Loreta insiste con tu vientre y sus besos descienden hasta el origen de vida. El globo aerostático surca el cielo con suavidad y a más de veinte nudos, porque aquel joven apolíneo continúa inflando y desinflando sus carrillos como Dizzy Gillespie para que la navegación prosiga. Tú pareces un mascarón de proa, el viento despliega tus cabellos y recuerdas que una vez te enamoraste de la Victoria de Samotracia, que ahora tiene el rostro de Laureta. El globo parece un cometa dispuesto a preñar la bota de Italia con una carga de esperma sideral. Una estela blanca y refulgente deja adivinar su rumbo.
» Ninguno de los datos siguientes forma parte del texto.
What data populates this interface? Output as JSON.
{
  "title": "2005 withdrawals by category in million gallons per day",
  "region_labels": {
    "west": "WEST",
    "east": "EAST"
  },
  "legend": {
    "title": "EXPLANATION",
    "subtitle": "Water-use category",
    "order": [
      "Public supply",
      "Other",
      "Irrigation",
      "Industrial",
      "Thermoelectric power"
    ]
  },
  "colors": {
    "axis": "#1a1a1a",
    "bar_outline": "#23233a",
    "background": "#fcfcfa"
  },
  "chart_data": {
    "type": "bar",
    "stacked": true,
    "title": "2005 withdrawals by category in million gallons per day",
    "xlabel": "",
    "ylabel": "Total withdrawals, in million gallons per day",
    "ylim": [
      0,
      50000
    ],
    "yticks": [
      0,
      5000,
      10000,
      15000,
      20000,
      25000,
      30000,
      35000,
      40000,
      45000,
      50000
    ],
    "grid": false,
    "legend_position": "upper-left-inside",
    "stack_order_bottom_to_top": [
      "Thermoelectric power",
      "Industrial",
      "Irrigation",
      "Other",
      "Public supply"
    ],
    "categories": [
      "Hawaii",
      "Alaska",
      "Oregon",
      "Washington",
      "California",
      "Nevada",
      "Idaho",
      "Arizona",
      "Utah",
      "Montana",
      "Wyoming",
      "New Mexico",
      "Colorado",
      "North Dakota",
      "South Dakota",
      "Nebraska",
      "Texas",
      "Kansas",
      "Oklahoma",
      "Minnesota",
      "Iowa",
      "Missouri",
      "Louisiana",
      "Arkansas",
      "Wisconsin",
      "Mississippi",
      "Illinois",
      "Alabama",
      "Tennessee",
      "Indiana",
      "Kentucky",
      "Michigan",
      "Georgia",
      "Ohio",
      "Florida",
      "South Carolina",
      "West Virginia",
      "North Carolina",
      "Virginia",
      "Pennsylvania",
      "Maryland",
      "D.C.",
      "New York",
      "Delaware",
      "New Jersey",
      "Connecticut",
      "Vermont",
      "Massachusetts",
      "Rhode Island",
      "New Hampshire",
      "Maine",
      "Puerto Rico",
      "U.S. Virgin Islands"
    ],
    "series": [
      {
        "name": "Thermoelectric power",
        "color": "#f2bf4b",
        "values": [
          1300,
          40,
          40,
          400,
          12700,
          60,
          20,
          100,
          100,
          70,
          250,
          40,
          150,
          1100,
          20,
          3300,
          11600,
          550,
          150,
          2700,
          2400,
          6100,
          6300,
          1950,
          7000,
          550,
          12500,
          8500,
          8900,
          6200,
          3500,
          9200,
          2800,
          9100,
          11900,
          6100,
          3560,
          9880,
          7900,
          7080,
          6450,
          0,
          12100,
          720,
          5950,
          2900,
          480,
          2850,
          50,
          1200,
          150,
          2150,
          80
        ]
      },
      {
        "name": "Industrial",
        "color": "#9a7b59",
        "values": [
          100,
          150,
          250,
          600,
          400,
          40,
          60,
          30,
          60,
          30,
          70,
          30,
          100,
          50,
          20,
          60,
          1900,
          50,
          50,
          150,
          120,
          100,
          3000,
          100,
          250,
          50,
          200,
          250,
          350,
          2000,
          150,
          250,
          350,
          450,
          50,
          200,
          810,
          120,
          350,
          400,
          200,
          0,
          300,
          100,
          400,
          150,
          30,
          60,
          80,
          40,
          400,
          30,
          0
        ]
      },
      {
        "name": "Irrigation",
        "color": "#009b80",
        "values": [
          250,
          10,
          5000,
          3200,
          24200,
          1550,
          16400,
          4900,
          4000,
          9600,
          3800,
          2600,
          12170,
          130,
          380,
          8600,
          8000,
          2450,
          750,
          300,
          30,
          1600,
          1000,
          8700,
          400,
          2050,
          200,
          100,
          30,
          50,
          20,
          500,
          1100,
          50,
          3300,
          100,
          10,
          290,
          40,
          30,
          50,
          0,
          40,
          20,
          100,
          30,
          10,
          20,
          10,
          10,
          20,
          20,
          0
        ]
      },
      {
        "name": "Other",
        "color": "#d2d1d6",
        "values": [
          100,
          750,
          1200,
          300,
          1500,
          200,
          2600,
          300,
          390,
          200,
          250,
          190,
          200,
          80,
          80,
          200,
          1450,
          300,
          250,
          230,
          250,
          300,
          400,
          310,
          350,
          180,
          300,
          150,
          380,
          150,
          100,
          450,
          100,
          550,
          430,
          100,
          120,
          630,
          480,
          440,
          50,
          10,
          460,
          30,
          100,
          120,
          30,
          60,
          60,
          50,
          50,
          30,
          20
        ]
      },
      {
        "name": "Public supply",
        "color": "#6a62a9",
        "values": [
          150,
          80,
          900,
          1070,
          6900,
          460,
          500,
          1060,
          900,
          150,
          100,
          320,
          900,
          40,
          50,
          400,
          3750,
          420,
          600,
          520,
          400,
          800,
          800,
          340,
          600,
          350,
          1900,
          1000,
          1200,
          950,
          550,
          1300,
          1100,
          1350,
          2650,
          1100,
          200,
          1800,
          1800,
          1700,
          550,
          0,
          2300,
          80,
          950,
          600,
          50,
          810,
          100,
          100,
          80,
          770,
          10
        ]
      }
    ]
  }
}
Venecia es la ciudad que sobrevuela antes de embocar, por fin, el golfo de Trieste. Y cuando Loreta acopla la inigualable ternura de sus labios al centro de gravedad de tus pasiones, divisas la colina de San Giusto y a sus pies la célebre capital de Friul-Venecia Julia.
Una erupción feliz entre las piernas te obliga a abrir los ojos a la oscuridad. Pero la humedad pegajosa que acaba de empaparte el vientre, los muslos, las sábanas y el colchón te empuja a correr bajo la ducha.